2. Ultrasound examination is helpful for the determination of vitreous lesions and retinal detachment. This examination can be performed for patients with cataract to evaluate the lesions in the posterior segment of the eye.

3. Fluorescein fundus angiography For patients without significant lens opacity, fluorescein fundus angiography can be performed to evaluate whether the retina and retinal vessels are involved.

Diagnosis

Diagnosis and differentiation of juvenile chronic arthritis and its associated uveitis

The diagnosis of this disease is mainly based on arthritis in people under 16 years of age, uveitis triad (iris ciliary body disease, banded corneal degeneration, complicated cataract) and laboratory tests found that anti-test antibody is positive. diagnosis.

Uveitis, which occurs in people under the age of 16 is a type of disease.
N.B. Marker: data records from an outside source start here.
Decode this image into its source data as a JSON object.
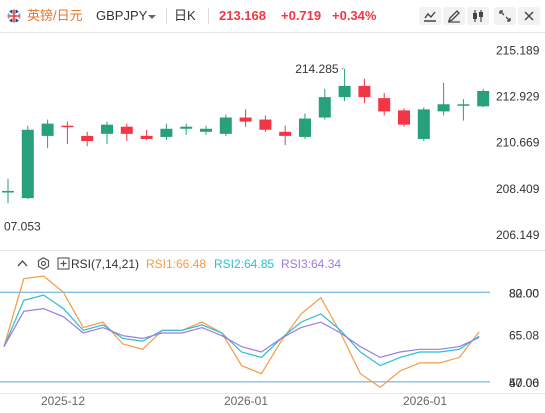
{
  "header": {
    "symbol_label": "英镑/日元",
    "symbol_code": "GBPJPY",
    "period": "日K",
    "price": "213.168",
    "change": "+0.719",
    "change_pct": "+0.34%"
  },
  "colors": {
    "up": "#26a17b",
    "down": "#f23645",
    "rise_text": "#f23645",
    "rsi1": "#f39c46",
    "rsi2": "#2bbfcf",
    "rsi3": "#9b7be0",
    "level": "#5aa6d6"
  },
  "rsi_header": {
    "title": "RSI(7,14,21)",
    "rsi1": "RSI1:66.48",
    "rsi2": "RSI2:64.85",
    "rsi3": "RSI3:64.34"
  },
  "chart_data": [
    {
      "type": "candlestick",
      "y_ticks": [
        "215.189",
        "212.929",
        "210.669",
        "208.409",
        "206.149"
      ],
      "ylim": [
        205.9,
        215.6
      ],
      "x_ticks": [
        "2025-12",
        "2026-01",
        "2026-01"
      ],
      "high_label": "214.285",
      "low_label": "07.053",
      "candles": [
        {
          "o": 208.3,
          "h": 208.9,
          "l": 207.7,
          "c": 208.3
        },
        {
          "o": 207.95,
          "h": 211.5,
          "l": 207.9,
          "c": 211.3
        },
        {
          "o": 211.0,
          "h": 211.8,
          "l": 210.4,
          "c": 211.6
        },
        {
          "o": 211.5,
          "h": 211.7,
          "l": 210.6,
          "c": 211.45
        },
        {
          "o": 211.0,
          "h": 211.2,
          "l": 210.5,
          "c": 210.75
        },
        {
          "o": 211.1,
          "h": 211.7,
          "l": 210.6,
          "c": 211.55
        },
        {
          "o": 211.45,
          "h": 211.6,
          "l": 210.75,
          "c": 211.1
        },
        {
          "o": 211.0,
          "h": 211.3,
          "l": 210.8,
          "c": 210.85
        },
        {
          "o": 210.95,
          "h": 211.6,
          "l": 210.8,
          "c": 211.35
        },
        {
          "o": 211.35,
          "h": 211.6,
          "l": 211.05,
          "c": 211.45
        },
        {
          "o": 211.2,
          "h": 211.5,
          "l": 211.05,
          "c": 211.35
        },
        {
          "o": 211.1,
          "h": 212.05,
          "l": 211.0,
          "c": 211.9
        },
        {
          "o": 211.9,
          "h": 212.3,
          "l": 211.45,
          "c": 211.7
        },
        {
          "o": 211.8,
          "h": 212.0,
          "l": 211.2,
          "c": 211.3
        },
        {
          "o": 211.2,
          "h": 211.5,
          "l": 210.55,
          "c": 211.0
        },
        {
          "o": 210.95,
          "h": 212.1,
          "l": 210.85,
          "c": 211.85
        },
        {
          "o": 211.9,
          "h": 213.3,
          "l": 211.8,
          "c": 212.9
        },
        {
          "o": 212.9,
          "h": 214.285,
          "l": 212.7,
          "c": 213.45
        },
        {
          "o": 213.45,
          "h": 213.8,
          "l": 212.6,
          "c": 212.9
        },
        {
          "o": 212.85,
          "h": 213.1,
          "l": 212.0,
          "c": 212.2
        },
        {
          "o": 212.25,
          "h": 212.35,
          "l": 211.45,
          "c": 211.55
        },
        {
          "o": 210.85,
          "h": 212.4,
          "l": 210.75,
          "c": 212.3
        },
        {
          "o": 212.2,
          "h": 213.6,
          "l": 212.0,
          "c": 212.55
        },
        {
          "o": 212.5,
          "h": 212.8,
          "l": 211.75,
          "c": 212.55
        },
        {
          "o": 212.45,
          "h": 213.3,
          "l": 212.4,
          "c": 213.2
        }
      ]
    },
    {
      "type": "line",
      "name": "RSI",
      "y_ticks": [
        "82.00",
        "80.00",
        "65.08",
        "50.00",
        "47.06"
      ],
      "levels": [
        81.0,
        48.0
      ],
      "ylim": [
        45,
        87
      ],
      "series": [
        {
          "name": "RSI1",
          "values": [
            61,
            86,
            87,
            81,
            68,
            70,
            62,
            60,
            67,
            67,
            70,
            66,
            54,
            51,
            63,
            73,
            79,
            66,
            51,
            46,
            52,
            55,
            55,
            57,
            66.48
          ]
        },
        {
          "name": "RSI2",
          "values": [
            61,
            78,
            80,
            75,
            67,
            69,
            64,
            63,
            67,
            67,
            69,
            66,
            59,
            57,
            64,
            70,
            73,
            67,
            59,
            54,
            57,
            59,
            59,
            60,
            64.85
          ]
        },
        {
          "name": "RSI3",
          "values": [
            61,
            74,
            75,
            72,
            66,
            68,
            65,
            64,
            66,
            66,
            68,
            65,
            61,
            59,
            64,
            68,
            70,
            66,
            61,
            57,
            59,
            60,
            60,
            61,
            64.34
          ]
        }
      ]
    }
  ]
}
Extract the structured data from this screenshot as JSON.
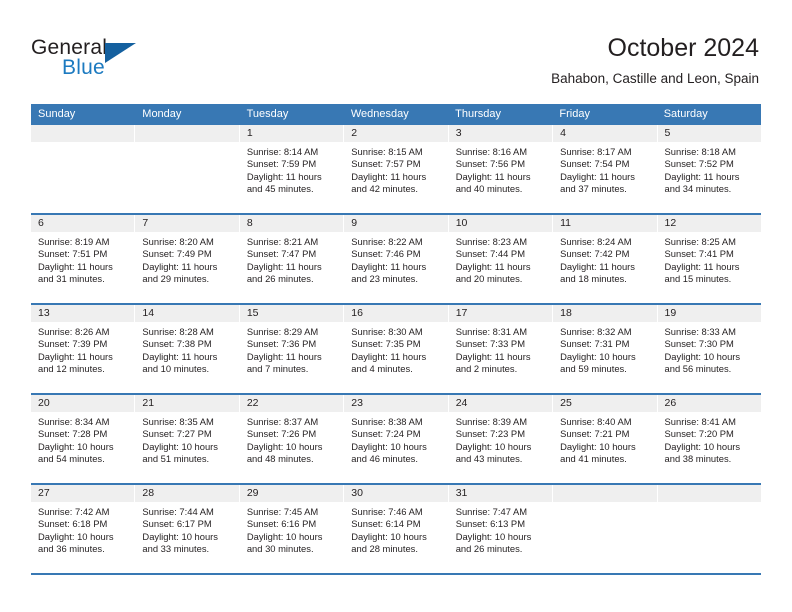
{
  "brand": {
    "name_part1": "General",
    "name_part2": "Blue",
    "triangle_color": "#14609f",
    "blue_text_color": "#1c7ac0"
  },
  "header": {
    "title": "October 2024",
    "subtitle": "Bahabon, Castille and Leon, Spain"
  },
  "theme": {
    "header_row_bg": "#3878b4",
    "daynum_bg": "#efefef",
    "week_separator": "#3878b4",
    "text": "#231f20"
  },
  "weekdays": [
    "Sunday",
    "Monday",
    "Tuesday",
    "Wednesday",
    "Thursday",
    "Friday",
    "Saturday"
  ],
  "weeks": [
    [
      {
        "day": "",
        "sunrise": "",
        "sunset": "",
        "daylight": "",
        "empty": true
      },
      {
        "day": "",
        "sunrise": "",
        "sunset": "",
        "daylight": "",
        "empty": true
      },
      {
        "day": "1",
        "sunrise": "Sunrise: 8:14 AM",
        "sunset": "Sunset: 7:59 PM",
        "daylight": "Daylight: 11 hours and 45 minutes."
      },
      {
        "day": "2",
        "sunrise": "Sunrise: 8:15 AM",
        "sunset": "Sunset: 7:57 PM",
        "daylight": "Daylight: 11 hours and 42 minutes."
      },
      {
        "day": "3",
        "sunrise": "Sunrise: 8:16 AM",
        "sunset": "Sunset: 7:56 PM",
        "daylight": "Daylight: 11 hours and 40 minutes."
      },
      {
        "day": "4",
        "sunrise": "Sunrise: 8:17 AM",
        "sunset": "Sunset: 7:54 PM",
        "daylight": "Daylight: 11 hours and 37 minutes."
      },
      {
        "day": "5",
        "sunrise": "Sunrise: 8:18 AM",
        "sunset": "Sunset: 7:52 PM",
        "daylight": "Daylight: 11 hours and 34 minutes."
      }
    ],
    [
      {
        "day": "6",
        "sunrise": "Sunrise: 8:19 AM",
        "sunset": "Sunset: 7:51 PM",
        "daylight": "Daylight: 11 hours and 31 minutes."
      },
      {
        "day": "7",
        "sunrise": "Sunrise: 8:20 AM",
        "sunset": "Sunset: 7:49 PM",
        "daylight": "Daylight: 11 hours and 29 minutes."
      },
      {
        "day": "8",
        "sunrise": "Sunrise: 8:21 AM",
        "sunset": "Sunset: 7:47 PM",
        "daylight": "Daylight: 11 hours and 26 minutes."
      },
      {
        "day": "9",
        "sunrise": "Sunrise: 8:22 AM",
        "sunset": "Sunset: 7:46 PM",
        "daylight": "Daylight: 11 hours and 23 minutes."
      },
      {
        "day": "10",
        "sunrise": "Sunrise: 8:23 AM",
        "sunset": "Sunset: 7:44 PM",
        "daylight": "Daylight: 11 hours and 20 minutes."
      },
      {
        "day": "11",
        "sunrise": "Sunrise: 8:24 AM",
        "sunset": "Sunset: 7:42 PM",
        "daylight": "Daylight: 11 hours and 18 minutes."
      },
      {
        "day": "12",
        "sunrise": "Sunrise: 8:25 AM",
        "sunset": "Sunset: 7:41 PM",
        "daylight": "Daylight: 11 hours and 15 minutes."
      }
    ],
    [
      {
        "day": "13",
        "sunrise": "Sunrise: 8:26 AM",
        "sunset": "Sunset: 7:39 PM",
        "daylight": "Daylight: 11 hours and 12 minutes."
      },
      {
        "day": "14",
        "sunrise": "Sunrise: 8:28 AM",
        "sunset": "Sunset: 7:38 PM",
        "daylight": "Daylight: 11 hours and 10 minutes."
      },
      {
        "day": "15",
        "sunrise": "Sunrise: 8:29 AM",
        "sunset": "Sunset: 7:36 PM",
        "daylight": "Daylight: 11 hours and 7 minutes."
      },
      {
        "day": "16",
        "sunrise": "Sunrise: 8:30 AM",
        "sunset": "Sunset: 7:35 PM",
        "daylight": "Daylight: 11 hours and 4 minutes."
      },
      {
        "day": "17",
        "sunrise": "Sunrise: 8:31 AM",
        "sunset": "Sunset: 7:33 PM",
        "daylight": "Daylight: 11 hours and 2 minutes."
      },
      {
        "day": "18",
        "sunrise": "Sunrise: 8:32 AM",
        "sunset": "Sunset: 7:31 PM",
        "daylight": "Daylight: 10 hours and 59 minutes."
      },
      {
        "day": "19",
        "sunrise": "Sunrise: 8:33 AM",
        "sunset": "Sunset: 7:30 PM",
        "daylight": "Daylight: 10 hours and 56 minutes."
      }
    ],
    [
      {
        "day": "20",
        "sunrise": "Sunrise: 8:34 AM",
        "sunset": "Sunset: 7:28 PM",
        "daylight": "Daylight: 10 hours and 54 minutes."
      },
      {
        "day": "21",
        "sunrise": "Sunrise: 8:35 AM",
        "sunset": "Sunset: 7:27 PM",
        "daylight": "Daylight: 10 hours and 51 minutes."
      },
      {
        "day": "22",
        "sunrise": "Sunrise: 8:37 AM",
        "sunset": "Sunset: 7:26 PM",
        "daylight": "Daylight: 10 hours and 48 minutes."
      },
      {
        "day": "23",
        "sunrise": "Sunrise: 8:38 AM",
        "sunset": "Sunset: 7:24 PM",
        "daylight": "Daylight: 10 hours and 46 minutes."
      },
      {
        "day": "24",
        "sunrise": "Sunrise: 8:39 AM",
        "sunset": "Sunset: 7:23 PM",
        "daylight": "Daylight: 10 hours and 43 minutes."
      },
      {
        "day": "25",
        "sunrise": "Sunrise: 8:40 AM",
        "sunset": "Sunset: 7:21 PM",
        "daylight": "Daylight: 10 hours and 41 minutes."
      },
      {
        "day": "26",
        "sunrise": "Sunrise: 8:41 AM",
        "sunset": "Sunset: 7:20 PM",
        "daylight": "Daylight: 10 hours and 38 minutes."
      }
    ],
    [
      {
        "day": "27",
        "sunrise": "Sunrise: 7:42 AM",
        "sunset": "Sunset: 6:18 PM",
        "daylight": "Daylight: 10 hours and 36 minutes."
      },
      {
        "day": "28",
        "sunrise": "Sunrise: 7:44 AM",
        "sunset": "Sunset: 6:17 PM",
        "daylight": "Daylight: 10 hours and 33 minutes."
      },
      {
        "day": "29",
        "sunrise": "Sunrise: 7:45 AM",
        "sunset": "Sunset: 6:16 PM",
        "daylight": "Daylight: 10 hours and 30 minutes."
      },
      {
        "day": "30",
        "sunrise": "Sunrise: 7:46 AM",
        "sunset": "Sunset: 6:14 PM",
        "daylight": "Daylight: 10 hours and 28 minutes."
      },
      {
        "day": "31",
        "sunrise": "Sunrise: 7:47 AM",
        "sunset": "Sunset: 6:13 PM",
        "daylight": "Daylight: 10 hours and 26 minutes."
      },
      {
        "day": "",
        "sunrise": "",
        "sunset": "",
        "daylight": "",
        "empty": true
      },
      {
        "day": "",
        "sunrise": "",
        "sunset": "",
        "daylight": "",
        "empty": true
      }
    ]
  ]
}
In addition to juvenile chronic arthritis, other diseases such as toxoplasmosis, retinoblastoma, sarcoma-like disease, leukemia, etc. can cause uveitis. Identification, especially attention to the identification of retinoblastoma, leukemia and other malignant tumors, they can cause camouflage-like camouflage syndrome, retinoblastoma patients typically have retinal yellow-white bulge mass, vascular dilatation on the surface of the tumor Bleeding, tumor cells spread to the vitreous cavity and anterior chamber can cause vitreous opacity, pseudo anterior chamber empyema, iris nodules and other changes, prone to glaucoma, ultrasound, CT, magnetic resonance and other examinations can be seen intraocular or intraorbital inflammatory Lesions, calcifications, etc., are generally not difficult to identify; in leukemia patients typically manifest as retinal hemorrhage, macular oozing or cotton plaque in the macula, retinal nodular infiltration, retinal vascular occlusion and neovascularization, etc. This is significantly different from anterior uveitis associated with juvenile chronic arthritis.